Murphy, Mr. Janson, Ms. Street and Mr. Greetham disclaim beneficial ownership of the notes and the
common stock issuable upon conversion of the notes.
(7) This selling securityholder is a majority-owned subsidiary of Citigroup, Inc., a reporting
company.
(8) Shawn Bergerson has voting and investment power with respect to the securities listed for
Waterstone Market Neutral MAC51, Ltd. and Waterstone Market Neutral Master Fund, Ltd. Mr.
Bergerson disclaims beneficial ownership of the notes and the common stock issuable upon conversion
of the notes.
(9) Nathanial Brown and Robert Richardson have voting and investment power with respect to the
securities listed for Xavex Convertible Arbitrage 10 Fund.
2
Unless otherwise indicated herein, none of the selling securityholders nor any of their
affiliates, officers, directors or principal equity holders has held any position or office or has
had any material relationship with us or any of our affiliates within the past three years.
We prepared this table based on the information supplied to us by the selling securityholders
named in the table, and we have not sought to verify such information. Information concerning the
selling securityholders may change from time to time and any changed information will be set forth
in supplements to this prospectus if and when necessary. In addition, the conversion rate, and
therefore, the number of shares of common stock issuable upon conversion of the notes, is subject
to adjustment under certain circumstances. Accordingly, the aggregate principal amount of notes and
the number of shares of common stock into which the notes are convertible may increase or decrease.
You should carefully consider matters discussed under the caption Risk Factors of the
prospectus and beginning on page 12 of our annual report on Form 10-K for the fiscal year ended
March 31, 2006, filed with the Securities and Exchange Commission on June 29, 2006.

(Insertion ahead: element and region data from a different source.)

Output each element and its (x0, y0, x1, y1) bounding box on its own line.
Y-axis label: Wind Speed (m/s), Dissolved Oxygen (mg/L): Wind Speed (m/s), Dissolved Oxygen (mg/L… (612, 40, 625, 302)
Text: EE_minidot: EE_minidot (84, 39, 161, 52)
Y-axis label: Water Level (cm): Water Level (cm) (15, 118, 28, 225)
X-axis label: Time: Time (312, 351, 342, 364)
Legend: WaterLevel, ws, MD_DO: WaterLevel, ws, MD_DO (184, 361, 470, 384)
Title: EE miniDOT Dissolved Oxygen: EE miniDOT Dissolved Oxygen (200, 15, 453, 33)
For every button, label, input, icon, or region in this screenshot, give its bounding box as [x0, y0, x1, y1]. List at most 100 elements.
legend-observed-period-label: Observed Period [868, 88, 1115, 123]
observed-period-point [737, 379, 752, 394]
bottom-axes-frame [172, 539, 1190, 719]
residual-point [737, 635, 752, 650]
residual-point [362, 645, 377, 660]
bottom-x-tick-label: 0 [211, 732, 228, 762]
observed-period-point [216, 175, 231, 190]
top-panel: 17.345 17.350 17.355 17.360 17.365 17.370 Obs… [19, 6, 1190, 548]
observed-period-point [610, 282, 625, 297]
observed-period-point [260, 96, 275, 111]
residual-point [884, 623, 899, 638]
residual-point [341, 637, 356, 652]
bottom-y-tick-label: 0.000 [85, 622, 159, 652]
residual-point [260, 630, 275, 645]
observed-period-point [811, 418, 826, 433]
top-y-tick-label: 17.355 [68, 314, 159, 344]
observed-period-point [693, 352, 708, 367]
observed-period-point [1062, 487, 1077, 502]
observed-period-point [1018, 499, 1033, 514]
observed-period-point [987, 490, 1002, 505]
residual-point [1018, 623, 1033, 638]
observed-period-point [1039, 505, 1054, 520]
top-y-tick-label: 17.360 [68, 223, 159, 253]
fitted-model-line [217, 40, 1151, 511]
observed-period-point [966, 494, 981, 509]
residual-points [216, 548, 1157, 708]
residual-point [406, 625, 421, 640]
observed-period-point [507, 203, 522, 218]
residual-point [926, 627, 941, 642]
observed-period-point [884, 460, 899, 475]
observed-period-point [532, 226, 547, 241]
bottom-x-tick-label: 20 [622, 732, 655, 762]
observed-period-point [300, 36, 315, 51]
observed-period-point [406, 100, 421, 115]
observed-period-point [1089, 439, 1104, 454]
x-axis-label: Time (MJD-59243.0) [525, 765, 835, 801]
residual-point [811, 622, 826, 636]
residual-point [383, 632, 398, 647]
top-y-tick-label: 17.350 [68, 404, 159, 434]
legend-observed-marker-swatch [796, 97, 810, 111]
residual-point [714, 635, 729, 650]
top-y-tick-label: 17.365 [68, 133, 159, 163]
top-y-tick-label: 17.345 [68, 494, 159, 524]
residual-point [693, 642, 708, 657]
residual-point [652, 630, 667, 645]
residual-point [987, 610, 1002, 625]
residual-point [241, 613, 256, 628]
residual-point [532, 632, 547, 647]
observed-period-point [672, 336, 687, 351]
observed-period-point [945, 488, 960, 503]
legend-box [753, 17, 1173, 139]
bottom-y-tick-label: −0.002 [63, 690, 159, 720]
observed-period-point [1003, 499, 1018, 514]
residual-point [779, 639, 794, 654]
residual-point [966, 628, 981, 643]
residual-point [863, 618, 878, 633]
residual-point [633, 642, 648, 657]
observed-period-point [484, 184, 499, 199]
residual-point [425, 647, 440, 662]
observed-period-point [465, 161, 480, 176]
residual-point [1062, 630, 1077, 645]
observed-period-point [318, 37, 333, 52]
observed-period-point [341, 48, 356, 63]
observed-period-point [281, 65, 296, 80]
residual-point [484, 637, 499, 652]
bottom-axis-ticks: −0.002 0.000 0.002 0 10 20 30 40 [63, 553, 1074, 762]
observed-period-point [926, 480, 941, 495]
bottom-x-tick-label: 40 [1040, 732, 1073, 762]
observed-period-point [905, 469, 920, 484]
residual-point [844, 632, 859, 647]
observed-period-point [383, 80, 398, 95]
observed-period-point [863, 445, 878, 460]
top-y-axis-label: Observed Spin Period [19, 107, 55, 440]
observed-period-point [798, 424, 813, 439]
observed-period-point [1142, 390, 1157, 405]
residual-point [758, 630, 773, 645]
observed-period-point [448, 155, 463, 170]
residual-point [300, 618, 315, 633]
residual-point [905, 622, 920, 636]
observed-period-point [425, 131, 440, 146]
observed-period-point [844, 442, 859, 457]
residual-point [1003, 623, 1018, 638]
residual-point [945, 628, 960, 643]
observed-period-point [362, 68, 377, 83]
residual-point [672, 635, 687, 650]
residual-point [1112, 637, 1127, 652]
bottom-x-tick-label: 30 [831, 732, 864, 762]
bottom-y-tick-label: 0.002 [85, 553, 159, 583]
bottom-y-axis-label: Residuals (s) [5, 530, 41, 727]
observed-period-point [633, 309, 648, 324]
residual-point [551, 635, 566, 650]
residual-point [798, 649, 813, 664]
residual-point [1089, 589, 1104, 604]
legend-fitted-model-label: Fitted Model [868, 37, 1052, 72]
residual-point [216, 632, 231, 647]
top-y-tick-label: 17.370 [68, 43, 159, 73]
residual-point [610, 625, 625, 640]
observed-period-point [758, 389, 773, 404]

Neither the Securities and Exchange Commission nor any state securities commission has
approved or disapproved of these securities or passed upon the accuracy or adequacy of this
prospectus supplement or the accompanying prospectus. Any representation to the contrary is a
criminal offense.
The date of this Prospectus Supplement is July 10, 2006.